Earlier reports put the total number of the injured at around 40.

The 137 protesters who were detained for questioning following the clashes have been released without being charged, the Bangkok Post reported, citing a lawyer for the People’s Alliance for Democracy (PAD), a group allied with the Democrat Party and royalist yellow-shirts.

As another sign of ease of political tension, Prime Minister Yingluck Shinawatra said Sunday morning that the government was ready to lift the Internal Security Act (ISA) once security agencies ensured that the situation has completely returned to normal.

She said security agencies would hold a meeting later the day to assess the situation for reporting to the cabinet. If they ensured the situation had returned to normal, the government would then lift the ISA, she added.

The ISA was imposed by the government for Nov. 22-30 in three inner Bangkok districts, namely Dusit, Promprap and Phra Nakhon, to cope with the rally by the Pitak Siam. It gives the government greater powers to detain protesters, block routes, impose curfews, ban public gatherings and carry out searches of buildings.

National Security Council (NSC) chief Paradorn Pattanthabutr said the ISA might be lifted by the government on either Nov. 26 or Nov. 27.

Boonlert Kaewprasit, leader of the Pitak Siam, which literally means “Protect Thailand”, and a retired military general, has decided to quit his position and not to take part in any further political gatherings.

He called off the rally ahead of its two-day schedule Saturday evening, saying he didn’t want to see further bloodshed.

Boonlert Kaewprasit denied an allegation yesterday he was paid by ousted prime minister Thaksin Shinawatra to call off his rally

It was the biggest street protest against the Yingluck administration since the female prime minister took office last August.

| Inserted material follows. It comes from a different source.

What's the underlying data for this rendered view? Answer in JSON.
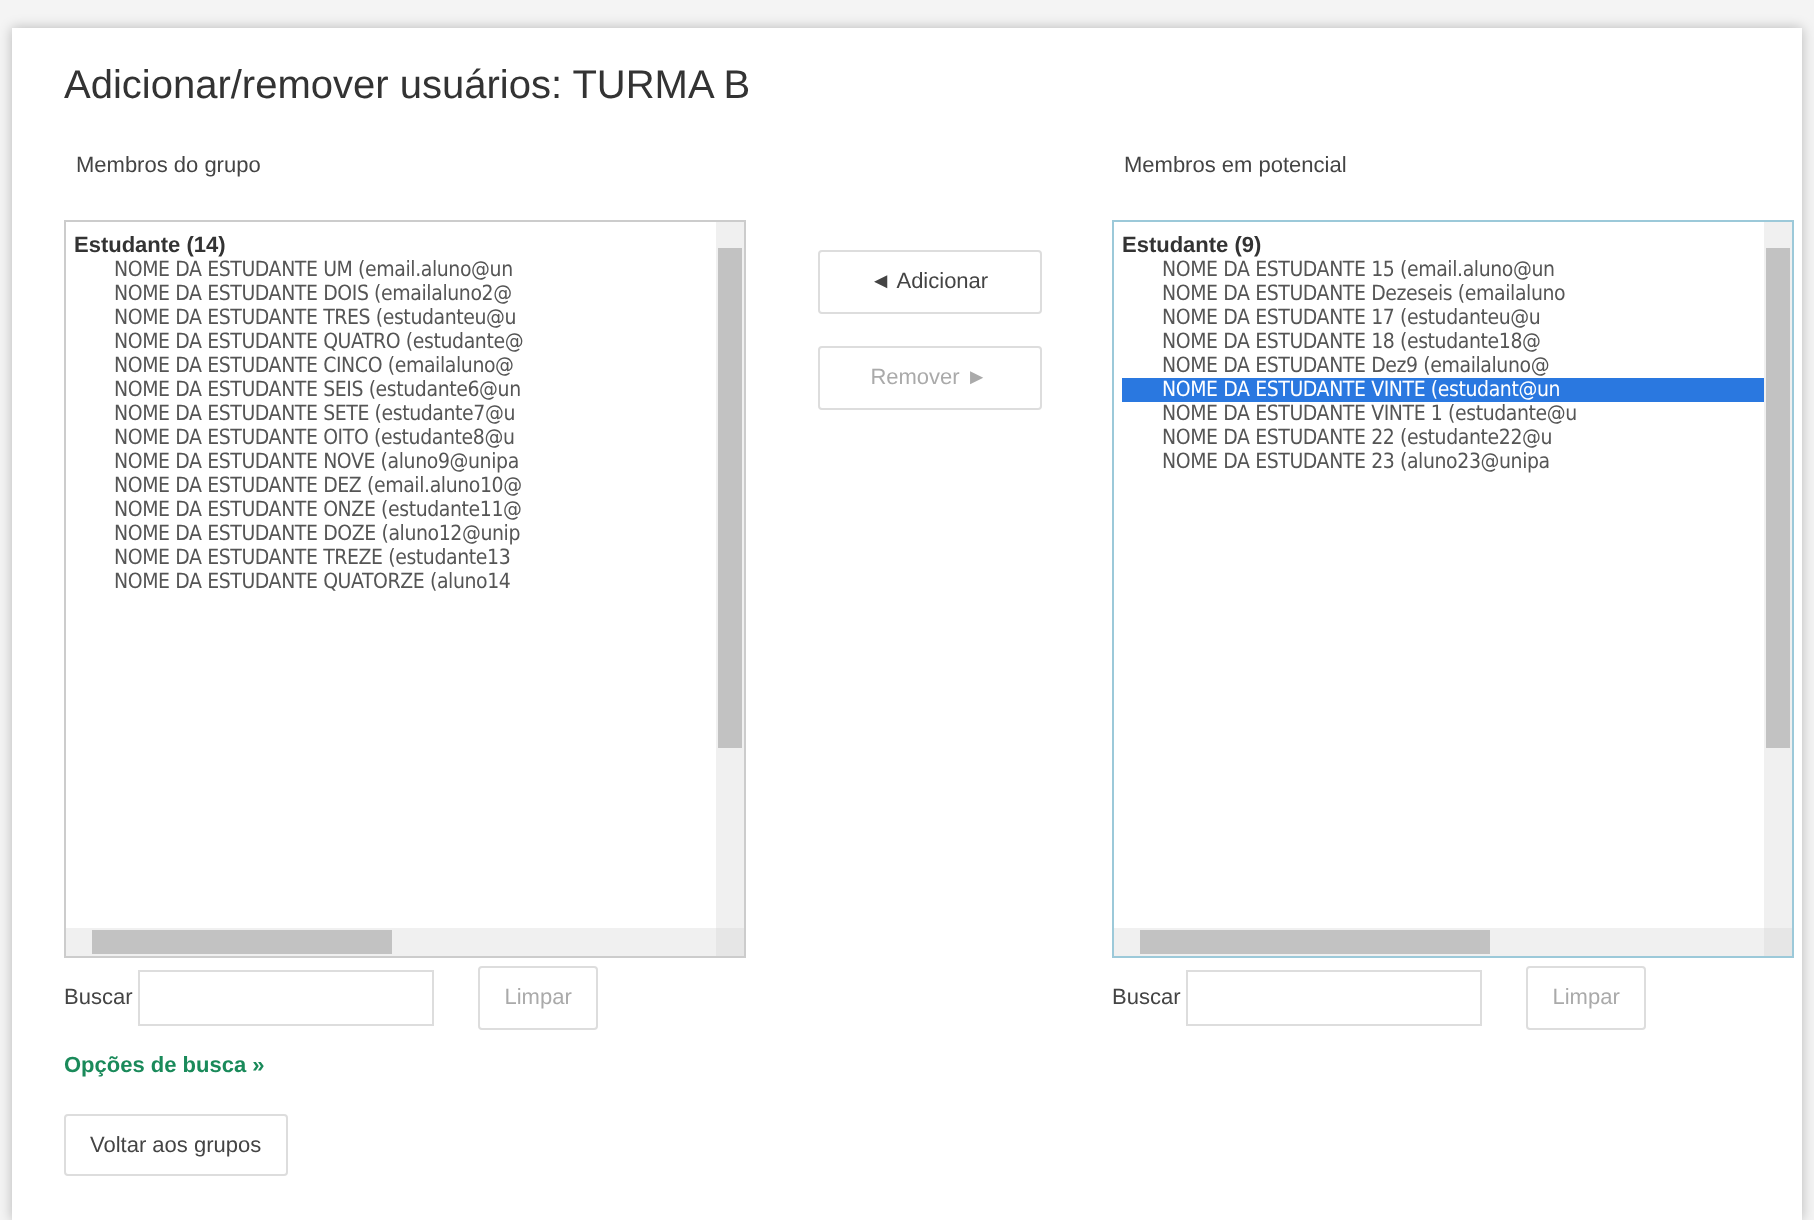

The group earlier estimated that at least 50,000 people would join the rally against the government, which it accuses of corruption and being a puppet for ex-PM Thaksin Shinawatra who was ousted in the 2006 military coup but remains a divisive figure in the country’s simmering political tension.

The retired general even claimed that as many as “1 million people” would come from all parts of the country to join his anti- government protest.

Due to strict security checking process under the ISA, only some 12,000 protesters made their way to the Royal Plaza while about 5,000 more were involved in confrontations with riot police at barriers surrounding the plaza, the rally’s main site, according to police.

The rally turnover was outnumbers by 20,000 police and soldiers deployed across the capital.

Somchai Srisuthiyakorn, a political science lecturer with Sripatum University, told the Bangkok Post that calling off the rally was the best decision under the circumstances, but it might disappoint some protesters, which will make future gatherings more difficult.